Au total, les dépenses variables atteignent 705 €, laissant en théorie 207 € de reste. Cependant, cette somme est souvent entachée par des imprévus, des petits travaux à la maison ou des dépenses de santé non couvertes.
Les défis de l’épargne et des projets futurs
Actuellement, Jérôme parvient à mettre 100 € de côté sur un Livret A, en vue d’éventuelles urgences. Avec un solde de 2 800 €, il admet que cette réserve reste insuffisante pour couvrir des imprévus majeurs. Le plan d’épargne entreprise souscrit auprès de son employeur, auquel il verse 30 € mensuels, est aussi un pas vers une meilleure gestion. L’employeur abonde ce montant, permettant à Jérôme d’épargner un total de 45 €.

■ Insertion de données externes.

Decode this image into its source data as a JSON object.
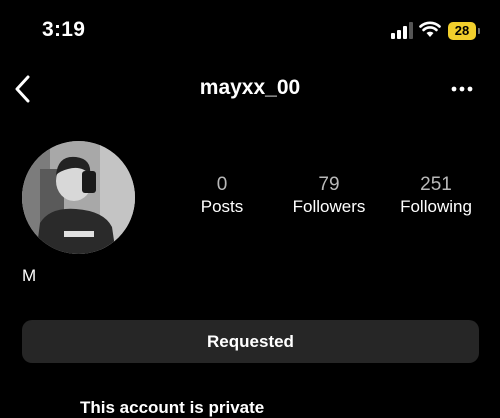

Il envisage d’investir dans des travaux d’isolation pour son pavillon, espérant bénéficier d’une défiscalisation grâce à de futures mesures. Il s’agit d’une approche proactive pour améliorer l’efficacité énergétique de sa maison, qui pourrait également engendrer des économies à long terme, comme celles abordées dans cet article sur économiser de l’énergie.
Malgré cette discipline, son budget se révèle strict, laissant peu de place aux loisirs ou aux imprévus. Jérôme n’a pas de dettes à la consommation, un choix dont il est fier, préférant retarder certains achats pour éviter des soucis financiers.
En observant le panorama global des finances de Jérôme, on constate que sa situation est représentative de ceux qui se battent au sein de la classe moyenne en France. Son budget, bien que strict, démontre une gestion prudente et un équilibre précaire entre dépenses et épargne.
Pour une meilleure compréhension de sa réalité budgétaire, envisagez de comparer avec d’autres profils, comme celui d’Ambre, aide-soignante à Rouen ou de Stéphane, un grutier à Valenciennes. Chacun offre une perspective unique sur les défis financiers de la vie courante.